23:23:55 <ehird> so i don't have to type it all the goddamn time
23:24:31 <ais523> AnMaster: Claudio Calvelli
23:24:42 <AnMaster> ehird, -Wall -ansi -pedantic -Wextra -Werror
23:24:55 <AnMaster> ais523, not here in this channel?
23:25:07 <AnMaster> ais523, also are CLC and your one compatible?
23:25:09 <ais523> I don't think I've ever seen him here
23:25:14 <ais523> AnMaster: to some extent
23:25:21 <ais523> each has features the other doesn't implement
23:25:32 <ais523> but the ones that are implemented in both are mostly compatible
23:25:35 <oerjan> ais523: is CLC an abbreviation for his name?
23:25:38 <ais523> the C-INTERCAL manual has a portability list
23:25:41 <ais523> oerjan: not sure, but probably
23:26:07 <ais523> and I comment on what each of the common commands does in each implementation
23:26:34 <ais523> there were two INTERCAL-72 implementations that used different syntaxes (the Princeton and Atari implementations)
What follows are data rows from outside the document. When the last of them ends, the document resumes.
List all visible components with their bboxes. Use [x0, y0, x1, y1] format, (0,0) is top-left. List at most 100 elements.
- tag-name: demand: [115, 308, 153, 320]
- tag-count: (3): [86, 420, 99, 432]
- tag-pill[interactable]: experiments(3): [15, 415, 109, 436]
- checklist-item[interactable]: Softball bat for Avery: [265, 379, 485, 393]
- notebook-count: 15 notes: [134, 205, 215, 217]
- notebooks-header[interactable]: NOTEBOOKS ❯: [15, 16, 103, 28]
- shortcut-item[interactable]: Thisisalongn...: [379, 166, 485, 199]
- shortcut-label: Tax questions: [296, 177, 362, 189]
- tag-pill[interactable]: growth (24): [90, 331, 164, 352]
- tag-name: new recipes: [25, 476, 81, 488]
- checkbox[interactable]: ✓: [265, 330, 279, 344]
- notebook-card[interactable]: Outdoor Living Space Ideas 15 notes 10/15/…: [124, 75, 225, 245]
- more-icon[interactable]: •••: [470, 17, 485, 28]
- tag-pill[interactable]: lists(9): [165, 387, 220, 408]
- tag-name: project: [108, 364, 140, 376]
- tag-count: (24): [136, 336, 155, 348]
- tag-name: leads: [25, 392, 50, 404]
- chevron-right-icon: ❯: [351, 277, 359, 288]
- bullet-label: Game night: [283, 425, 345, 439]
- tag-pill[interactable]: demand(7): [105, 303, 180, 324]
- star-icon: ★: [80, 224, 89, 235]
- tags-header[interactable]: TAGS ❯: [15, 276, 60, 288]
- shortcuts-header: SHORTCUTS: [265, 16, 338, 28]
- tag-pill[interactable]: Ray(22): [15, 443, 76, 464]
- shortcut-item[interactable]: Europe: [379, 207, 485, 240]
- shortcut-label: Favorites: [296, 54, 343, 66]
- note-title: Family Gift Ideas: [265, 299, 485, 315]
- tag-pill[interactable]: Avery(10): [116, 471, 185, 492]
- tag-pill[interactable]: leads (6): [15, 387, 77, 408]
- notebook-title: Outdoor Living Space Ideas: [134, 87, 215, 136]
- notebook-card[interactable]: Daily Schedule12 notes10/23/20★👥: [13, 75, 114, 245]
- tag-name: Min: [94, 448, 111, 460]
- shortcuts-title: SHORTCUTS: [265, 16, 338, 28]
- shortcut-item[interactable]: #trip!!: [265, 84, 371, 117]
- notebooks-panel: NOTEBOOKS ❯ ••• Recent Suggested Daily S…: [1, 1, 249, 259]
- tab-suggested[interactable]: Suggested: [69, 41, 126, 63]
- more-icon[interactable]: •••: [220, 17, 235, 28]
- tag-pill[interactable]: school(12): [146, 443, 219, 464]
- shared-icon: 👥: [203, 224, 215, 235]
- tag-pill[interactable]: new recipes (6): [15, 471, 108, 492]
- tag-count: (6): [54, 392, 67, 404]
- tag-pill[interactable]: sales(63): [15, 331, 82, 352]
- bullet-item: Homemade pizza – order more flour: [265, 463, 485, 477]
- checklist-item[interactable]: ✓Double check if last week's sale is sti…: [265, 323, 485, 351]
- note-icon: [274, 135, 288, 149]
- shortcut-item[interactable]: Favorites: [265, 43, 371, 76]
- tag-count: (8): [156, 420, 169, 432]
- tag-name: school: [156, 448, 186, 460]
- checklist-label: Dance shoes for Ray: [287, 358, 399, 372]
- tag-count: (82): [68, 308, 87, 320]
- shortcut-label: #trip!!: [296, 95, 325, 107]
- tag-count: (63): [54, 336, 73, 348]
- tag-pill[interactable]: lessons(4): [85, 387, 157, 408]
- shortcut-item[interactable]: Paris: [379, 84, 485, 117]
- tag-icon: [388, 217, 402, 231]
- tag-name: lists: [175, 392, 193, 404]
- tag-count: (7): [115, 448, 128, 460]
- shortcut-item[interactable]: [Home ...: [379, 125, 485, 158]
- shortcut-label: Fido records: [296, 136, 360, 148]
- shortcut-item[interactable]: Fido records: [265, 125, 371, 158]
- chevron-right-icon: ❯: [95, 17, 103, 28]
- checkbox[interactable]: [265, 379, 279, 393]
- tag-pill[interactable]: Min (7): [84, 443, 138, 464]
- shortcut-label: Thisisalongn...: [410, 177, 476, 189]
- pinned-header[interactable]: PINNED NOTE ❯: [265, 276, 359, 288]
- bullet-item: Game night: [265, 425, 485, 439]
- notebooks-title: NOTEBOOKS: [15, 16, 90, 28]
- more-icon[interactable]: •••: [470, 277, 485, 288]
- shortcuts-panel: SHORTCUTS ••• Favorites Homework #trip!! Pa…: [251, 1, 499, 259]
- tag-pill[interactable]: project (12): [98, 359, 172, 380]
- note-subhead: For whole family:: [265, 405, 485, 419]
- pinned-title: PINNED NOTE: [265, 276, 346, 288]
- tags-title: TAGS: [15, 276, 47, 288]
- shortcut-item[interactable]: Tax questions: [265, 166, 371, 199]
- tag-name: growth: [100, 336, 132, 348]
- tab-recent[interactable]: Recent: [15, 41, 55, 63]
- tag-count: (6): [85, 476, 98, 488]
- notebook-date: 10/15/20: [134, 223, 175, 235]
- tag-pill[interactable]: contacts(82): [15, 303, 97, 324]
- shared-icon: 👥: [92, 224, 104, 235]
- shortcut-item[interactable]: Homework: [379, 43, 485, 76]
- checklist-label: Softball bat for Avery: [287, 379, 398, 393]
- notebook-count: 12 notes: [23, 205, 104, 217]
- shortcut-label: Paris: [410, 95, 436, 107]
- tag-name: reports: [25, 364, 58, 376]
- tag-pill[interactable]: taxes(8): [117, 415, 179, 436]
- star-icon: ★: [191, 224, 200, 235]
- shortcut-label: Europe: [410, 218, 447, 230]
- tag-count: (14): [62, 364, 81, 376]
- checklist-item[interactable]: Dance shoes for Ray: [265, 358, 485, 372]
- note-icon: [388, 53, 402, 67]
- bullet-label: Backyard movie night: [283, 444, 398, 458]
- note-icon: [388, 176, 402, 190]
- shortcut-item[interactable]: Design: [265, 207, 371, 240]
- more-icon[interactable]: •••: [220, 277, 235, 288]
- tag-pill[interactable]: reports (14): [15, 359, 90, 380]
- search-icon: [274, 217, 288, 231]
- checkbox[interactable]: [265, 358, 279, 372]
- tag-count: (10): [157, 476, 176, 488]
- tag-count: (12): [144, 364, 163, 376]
23:26:42 <ais523> then C-INTERCAL, J-INTERCAL and CLC-INTERCAL
23:26:59 <ais523> J-INTERCAL hasn't been updated in a while, and is just INTERCAL-72+COME FROM by label
23:27:00 <ehird> <h1>Software error:</h1>
23:27:00 <ehird> <pre>Quot.pm did not return a true value at index.cgi line 10.
23:27:06 <ehird> I have to put a true value at the end of my module? :|
23:27:41 <ais523> a Perl module traditionally ends 1;
23:27:56 <ehird> also, I find the fact that I have to put @EXPORT etc in BEGIN disturbing
23:29:52 <ehird> use vars(@EXPORT);
23:29:52 <ehird> @EXPORT = qw(quot);
23:29:57 <ehird> faaar too verbose :D
23:50:51 -!- sebbu2 has changed nick to sebbu.